Here’s another roundup on Global Voices Online, this time about censorship in the Philippines.
The group has posted the original mural in their website:
Titled “press freedom”, the 8 by 32 feet mural is now displayed at the NPC with the alterations.
A news report features the two conflicting sides, with an NPC official admitting that:
He said some of the changes suggested by Mabasa concerned “leftist leanings” in some of the images. This included the removal of the name of missing activist Jonas Burgos in the final artwork and the alteration of the headline identifying him as the son of a press freedom fighter.

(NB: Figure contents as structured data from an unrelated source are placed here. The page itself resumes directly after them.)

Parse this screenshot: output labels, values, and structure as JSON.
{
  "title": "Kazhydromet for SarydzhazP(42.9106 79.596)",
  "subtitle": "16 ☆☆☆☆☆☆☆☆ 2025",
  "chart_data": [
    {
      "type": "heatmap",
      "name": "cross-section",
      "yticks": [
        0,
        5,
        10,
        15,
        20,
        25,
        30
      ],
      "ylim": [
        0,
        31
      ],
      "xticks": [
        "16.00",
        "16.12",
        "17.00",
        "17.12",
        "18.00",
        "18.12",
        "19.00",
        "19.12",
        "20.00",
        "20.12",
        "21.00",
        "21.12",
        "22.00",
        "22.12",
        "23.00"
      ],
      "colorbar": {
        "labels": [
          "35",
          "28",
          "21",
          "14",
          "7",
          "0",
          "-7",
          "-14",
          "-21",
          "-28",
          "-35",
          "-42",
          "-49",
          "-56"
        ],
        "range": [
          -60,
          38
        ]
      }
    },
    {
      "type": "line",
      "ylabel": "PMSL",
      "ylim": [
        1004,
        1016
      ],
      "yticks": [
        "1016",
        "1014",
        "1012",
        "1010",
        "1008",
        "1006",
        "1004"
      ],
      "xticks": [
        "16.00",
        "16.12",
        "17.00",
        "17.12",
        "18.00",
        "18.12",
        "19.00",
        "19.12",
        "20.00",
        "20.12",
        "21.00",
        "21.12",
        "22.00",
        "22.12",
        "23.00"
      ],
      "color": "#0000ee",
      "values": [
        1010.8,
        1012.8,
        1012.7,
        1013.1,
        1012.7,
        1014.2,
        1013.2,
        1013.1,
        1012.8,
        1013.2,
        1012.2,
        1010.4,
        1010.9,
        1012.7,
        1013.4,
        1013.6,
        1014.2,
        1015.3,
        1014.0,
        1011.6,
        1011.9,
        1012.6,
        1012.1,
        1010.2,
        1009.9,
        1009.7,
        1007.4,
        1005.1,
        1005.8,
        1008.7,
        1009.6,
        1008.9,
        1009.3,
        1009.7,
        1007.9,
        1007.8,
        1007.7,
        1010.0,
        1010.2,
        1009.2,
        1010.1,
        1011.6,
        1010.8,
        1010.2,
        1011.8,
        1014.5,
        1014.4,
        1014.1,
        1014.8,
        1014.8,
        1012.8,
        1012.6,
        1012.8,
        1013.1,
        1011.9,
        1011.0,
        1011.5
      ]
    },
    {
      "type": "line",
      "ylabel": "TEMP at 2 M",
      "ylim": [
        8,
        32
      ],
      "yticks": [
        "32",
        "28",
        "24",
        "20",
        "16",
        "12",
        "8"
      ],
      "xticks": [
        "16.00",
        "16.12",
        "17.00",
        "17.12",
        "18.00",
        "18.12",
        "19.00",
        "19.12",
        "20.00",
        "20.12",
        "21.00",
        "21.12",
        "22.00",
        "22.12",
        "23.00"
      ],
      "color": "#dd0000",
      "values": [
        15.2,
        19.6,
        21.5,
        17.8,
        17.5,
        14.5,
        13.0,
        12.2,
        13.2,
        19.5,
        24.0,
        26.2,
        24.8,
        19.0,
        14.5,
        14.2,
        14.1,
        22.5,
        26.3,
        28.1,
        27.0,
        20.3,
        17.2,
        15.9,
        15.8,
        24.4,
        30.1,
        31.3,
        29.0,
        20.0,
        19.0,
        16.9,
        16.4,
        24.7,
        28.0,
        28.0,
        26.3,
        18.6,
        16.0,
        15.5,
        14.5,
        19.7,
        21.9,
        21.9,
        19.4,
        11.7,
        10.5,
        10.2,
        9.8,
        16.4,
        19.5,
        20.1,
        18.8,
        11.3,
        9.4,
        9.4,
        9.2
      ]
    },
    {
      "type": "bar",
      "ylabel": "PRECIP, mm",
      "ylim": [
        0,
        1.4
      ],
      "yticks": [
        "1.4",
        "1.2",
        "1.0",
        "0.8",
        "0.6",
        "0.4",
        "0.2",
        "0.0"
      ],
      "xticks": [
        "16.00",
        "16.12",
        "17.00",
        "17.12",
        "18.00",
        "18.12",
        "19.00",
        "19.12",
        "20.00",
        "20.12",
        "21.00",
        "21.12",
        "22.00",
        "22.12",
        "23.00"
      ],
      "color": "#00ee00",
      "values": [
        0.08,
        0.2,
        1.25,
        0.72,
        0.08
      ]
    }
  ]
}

He said the group also decided to remove the IFJ statement in the central image but said that it was the artist who decided to put the picture of a “bird-monster in a cage.”
The controversy however has spurred Filipino bloggers’ interest, with some expressing surprise that the NPC, a journalists’ organization, resorted to censorship or changes in the original work without informing the artists first.
According to Blue Pencil Chronicles, the original mural was:
a very compelling representation of the past and current state of Press Freedom here in the Philippines, what with freedom fighters Chino Roces, Marcelo del Pilar, Ninoy Aquino, Eugenia Duran-Apostol, Letty Jimenez Magsanoc and several others depicted in the painting.
The artists’ petition — which spoke about the artists’ “outrage, revulsion and protest” over the alterations — has been reposted in a growing number of blogs like: Pitong Pulgadang Produksyon, Glenn in progress, StudenStrike, The Phoenix, Listen to the beat, and the Tinig.com online magazine.
mackybaka also reposts the petition but adds that:
Ka Antonio Zumel (who was NPC President when Martial Law was declared and escaped arrest by swimming the Pasig River) must be rolling around his grave if he ever hear of this downright desecration of the freedom of expression and of the press.
Zumel was an activist journalist who became president of the NPC and is considered an icon of press freedom and progressive journalism.